De même, les données disponibles indiquent que le changement climatique a un impact unique sur la santé des femmes et des filles dans les communautés marginalisées, en particulier en Afrique subsaharienne. Ainsi, l’aggravation des changements climatiques a un impact négatif sur les inégalités entre les hommes et les femmes, creusant le fossé entre les sexes par le biais de facteurs socio-économiques, culturels et physiologiques.

Parallèlement, plusieurs pays africains investissent dans des systèmes de santé résistants au climat. Par exemple, certains pays investissent dans les énergies renouvelables telles que l’énergie solaire pour les centres de santé, dans le renforcement des capacités des communautés et des travailleurs de la santé et dans le renforcement des systèmes innovants d’alerte précoce, de surveillance et de préparation liés au climat. 

« Reconnaissant l’urgence d’agir, la communauté internationale doit continuer à appeler à des réductions profondes, rapides et durables des émissions de gaz à effet de serre (atténuation). Elle doit s’engager à renforcer le développement et les moyens de soutien à la mise en œuvre (financement climatique, transfert de technologie et renforcement des capacités) des politiques qui maximisent les bénéfices sanitaires des actions d’ atténuation et d’adaptation et empêchent l’aggravation des impacts sanitaires du changement climatique, notamment par le biais de partenariats étroits avec les peuples autochtones, les communautés locales, les femmes et les filles, les enfants et les jeunes, les travailleurs et les praticiens de la santé, les personnes handicapées et les populations les plus vulnérables aux impacts sanitaires du changement climatique, entre autres », a ajouté Mme Sakanga. 
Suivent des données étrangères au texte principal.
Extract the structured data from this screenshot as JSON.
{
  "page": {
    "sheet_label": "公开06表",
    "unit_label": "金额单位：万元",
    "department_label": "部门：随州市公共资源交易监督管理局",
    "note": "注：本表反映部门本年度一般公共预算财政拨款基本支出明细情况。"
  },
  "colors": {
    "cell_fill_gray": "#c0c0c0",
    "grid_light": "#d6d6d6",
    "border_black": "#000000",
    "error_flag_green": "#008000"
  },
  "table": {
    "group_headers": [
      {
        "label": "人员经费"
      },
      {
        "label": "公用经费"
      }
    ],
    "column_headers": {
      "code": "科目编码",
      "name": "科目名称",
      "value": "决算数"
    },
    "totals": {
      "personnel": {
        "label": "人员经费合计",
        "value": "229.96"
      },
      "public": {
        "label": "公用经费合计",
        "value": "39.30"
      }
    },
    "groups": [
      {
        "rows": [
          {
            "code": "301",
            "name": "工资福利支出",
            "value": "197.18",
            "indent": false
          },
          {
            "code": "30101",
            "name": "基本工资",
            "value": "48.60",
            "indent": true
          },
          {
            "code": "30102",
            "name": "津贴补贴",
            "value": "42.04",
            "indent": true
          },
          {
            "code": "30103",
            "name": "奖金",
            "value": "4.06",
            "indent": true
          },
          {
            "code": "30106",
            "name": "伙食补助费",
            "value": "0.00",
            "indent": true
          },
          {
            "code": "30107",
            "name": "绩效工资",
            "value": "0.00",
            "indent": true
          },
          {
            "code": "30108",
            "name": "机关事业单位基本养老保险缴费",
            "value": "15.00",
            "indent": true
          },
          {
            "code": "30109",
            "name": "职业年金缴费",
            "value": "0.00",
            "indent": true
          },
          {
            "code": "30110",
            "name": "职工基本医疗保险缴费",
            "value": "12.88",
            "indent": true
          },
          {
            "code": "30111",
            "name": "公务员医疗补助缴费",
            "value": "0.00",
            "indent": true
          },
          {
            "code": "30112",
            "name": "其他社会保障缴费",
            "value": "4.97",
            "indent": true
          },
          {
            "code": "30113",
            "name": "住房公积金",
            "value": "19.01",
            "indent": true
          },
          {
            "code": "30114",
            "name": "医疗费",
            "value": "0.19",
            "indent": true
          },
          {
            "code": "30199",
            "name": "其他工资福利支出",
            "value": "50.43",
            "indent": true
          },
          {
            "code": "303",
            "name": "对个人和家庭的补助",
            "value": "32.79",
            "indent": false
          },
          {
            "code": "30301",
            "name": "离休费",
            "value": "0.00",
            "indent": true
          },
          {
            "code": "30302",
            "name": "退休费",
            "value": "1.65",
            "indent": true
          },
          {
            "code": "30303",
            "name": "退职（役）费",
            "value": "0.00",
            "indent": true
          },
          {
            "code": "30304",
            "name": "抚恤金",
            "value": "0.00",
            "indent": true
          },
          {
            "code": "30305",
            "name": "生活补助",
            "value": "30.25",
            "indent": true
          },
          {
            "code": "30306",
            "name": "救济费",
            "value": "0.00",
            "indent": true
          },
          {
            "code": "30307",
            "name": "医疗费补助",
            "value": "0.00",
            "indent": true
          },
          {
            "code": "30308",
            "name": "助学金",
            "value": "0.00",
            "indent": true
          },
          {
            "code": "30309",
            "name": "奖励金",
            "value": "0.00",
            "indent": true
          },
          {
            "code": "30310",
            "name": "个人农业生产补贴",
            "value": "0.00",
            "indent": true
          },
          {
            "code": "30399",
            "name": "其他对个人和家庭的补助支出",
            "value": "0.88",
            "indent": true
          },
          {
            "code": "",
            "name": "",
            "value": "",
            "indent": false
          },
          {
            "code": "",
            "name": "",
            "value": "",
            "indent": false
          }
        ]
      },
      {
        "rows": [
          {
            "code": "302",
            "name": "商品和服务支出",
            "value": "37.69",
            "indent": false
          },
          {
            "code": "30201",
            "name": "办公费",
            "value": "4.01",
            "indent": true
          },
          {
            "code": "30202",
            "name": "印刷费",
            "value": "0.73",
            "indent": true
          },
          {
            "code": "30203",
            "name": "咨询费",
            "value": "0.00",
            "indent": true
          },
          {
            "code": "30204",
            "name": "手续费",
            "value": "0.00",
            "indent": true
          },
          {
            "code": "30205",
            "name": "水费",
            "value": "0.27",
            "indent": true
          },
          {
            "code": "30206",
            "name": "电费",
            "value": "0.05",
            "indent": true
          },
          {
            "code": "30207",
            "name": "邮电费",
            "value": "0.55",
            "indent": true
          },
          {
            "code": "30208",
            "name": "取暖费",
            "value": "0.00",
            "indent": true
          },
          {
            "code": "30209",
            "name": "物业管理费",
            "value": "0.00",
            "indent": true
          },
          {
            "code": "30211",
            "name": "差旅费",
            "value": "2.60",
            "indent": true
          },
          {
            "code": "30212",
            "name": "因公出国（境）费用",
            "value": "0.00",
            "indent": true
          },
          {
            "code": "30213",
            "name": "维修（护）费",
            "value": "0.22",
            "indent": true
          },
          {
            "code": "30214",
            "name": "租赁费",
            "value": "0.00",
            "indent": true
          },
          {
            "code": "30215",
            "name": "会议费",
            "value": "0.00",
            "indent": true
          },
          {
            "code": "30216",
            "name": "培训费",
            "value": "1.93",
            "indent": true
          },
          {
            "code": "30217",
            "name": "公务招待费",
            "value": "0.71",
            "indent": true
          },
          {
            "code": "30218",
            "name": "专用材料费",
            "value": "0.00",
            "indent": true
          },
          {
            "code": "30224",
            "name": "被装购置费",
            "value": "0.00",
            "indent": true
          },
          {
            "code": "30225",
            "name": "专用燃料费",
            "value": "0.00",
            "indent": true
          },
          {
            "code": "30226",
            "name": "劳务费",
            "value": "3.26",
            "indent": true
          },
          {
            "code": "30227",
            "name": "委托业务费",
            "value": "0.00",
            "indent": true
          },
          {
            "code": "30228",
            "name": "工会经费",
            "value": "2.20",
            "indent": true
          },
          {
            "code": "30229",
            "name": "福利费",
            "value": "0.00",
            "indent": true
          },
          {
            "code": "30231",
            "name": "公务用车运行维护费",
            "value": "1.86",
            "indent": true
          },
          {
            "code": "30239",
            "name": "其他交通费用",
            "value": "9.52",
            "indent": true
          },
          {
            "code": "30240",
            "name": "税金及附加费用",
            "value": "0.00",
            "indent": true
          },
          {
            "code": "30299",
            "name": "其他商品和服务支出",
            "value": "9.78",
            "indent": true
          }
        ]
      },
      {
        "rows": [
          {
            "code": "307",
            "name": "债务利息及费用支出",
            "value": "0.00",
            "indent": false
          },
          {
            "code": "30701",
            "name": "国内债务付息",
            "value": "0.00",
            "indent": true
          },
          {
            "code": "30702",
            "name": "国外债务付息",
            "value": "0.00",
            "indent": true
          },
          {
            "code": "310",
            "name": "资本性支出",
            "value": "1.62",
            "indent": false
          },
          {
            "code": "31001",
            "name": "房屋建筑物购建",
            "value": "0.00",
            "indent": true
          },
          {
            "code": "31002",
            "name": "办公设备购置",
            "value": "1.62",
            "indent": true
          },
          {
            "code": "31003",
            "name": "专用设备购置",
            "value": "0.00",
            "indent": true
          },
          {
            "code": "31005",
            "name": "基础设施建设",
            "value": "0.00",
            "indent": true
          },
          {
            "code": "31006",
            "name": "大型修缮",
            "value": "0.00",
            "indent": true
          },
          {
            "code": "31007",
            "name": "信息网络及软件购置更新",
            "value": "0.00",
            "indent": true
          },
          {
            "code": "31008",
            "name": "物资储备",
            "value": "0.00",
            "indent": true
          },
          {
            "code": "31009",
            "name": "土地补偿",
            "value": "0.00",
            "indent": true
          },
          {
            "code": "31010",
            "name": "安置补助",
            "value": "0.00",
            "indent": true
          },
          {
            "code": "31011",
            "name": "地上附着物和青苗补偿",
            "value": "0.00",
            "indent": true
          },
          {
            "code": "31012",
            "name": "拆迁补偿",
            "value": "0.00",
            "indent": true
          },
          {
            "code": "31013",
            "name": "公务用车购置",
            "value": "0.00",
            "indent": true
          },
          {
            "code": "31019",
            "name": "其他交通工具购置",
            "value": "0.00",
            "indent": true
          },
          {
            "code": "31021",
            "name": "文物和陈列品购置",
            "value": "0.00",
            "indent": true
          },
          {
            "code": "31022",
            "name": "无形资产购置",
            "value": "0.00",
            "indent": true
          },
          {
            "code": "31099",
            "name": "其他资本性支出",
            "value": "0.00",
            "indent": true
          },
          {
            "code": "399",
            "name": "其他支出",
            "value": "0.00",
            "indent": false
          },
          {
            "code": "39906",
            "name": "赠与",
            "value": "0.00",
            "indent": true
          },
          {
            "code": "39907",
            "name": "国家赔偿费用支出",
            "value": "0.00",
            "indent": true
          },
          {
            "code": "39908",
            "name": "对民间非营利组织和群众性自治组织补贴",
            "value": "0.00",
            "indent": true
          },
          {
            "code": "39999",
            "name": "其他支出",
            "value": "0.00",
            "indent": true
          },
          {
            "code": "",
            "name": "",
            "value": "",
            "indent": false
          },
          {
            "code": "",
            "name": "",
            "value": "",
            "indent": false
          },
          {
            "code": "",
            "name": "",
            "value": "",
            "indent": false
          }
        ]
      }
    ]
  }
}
Elle a également déclaré que les parties prenantes doivent continuer à travailler à l’intégration des considérations sanitaires dans le contexte des processus pertinents de l’Accord de Paris et de la CCNUCC, en vue de minimiser les effets négatifs sur la santé publique et d’intégrer les considérations climatiques dans les programmes de travail de la santé mondiale.

Amref Health Africa met en œuvre une approche stratégique et intégrée pour lutter contre les problèmes de santé liés au climat. Amref cible les maladies infectieuses, les maladies non transmissibles, la sous-nutrition et les disparités entre les sexes, en mettant l’accent sur des infrastructures résilientes en matière d’eau, d’assainissement et d’hygiène (WASH). 

Au cœur de notre stratégie se trouve la promotion de l’égalité et de la non-discrimination afin d’améliorer les résultats sanitaires inclusifs/équitables en donnant aux communautés les moyens de se préparer, de s’adapter et de résister aux crises climatiques, en renforçant le leadership et la gouvernance pour des systèmes de santé résilients au climat et en défendant une approche multisectorielle et intégrée d’une seule santé.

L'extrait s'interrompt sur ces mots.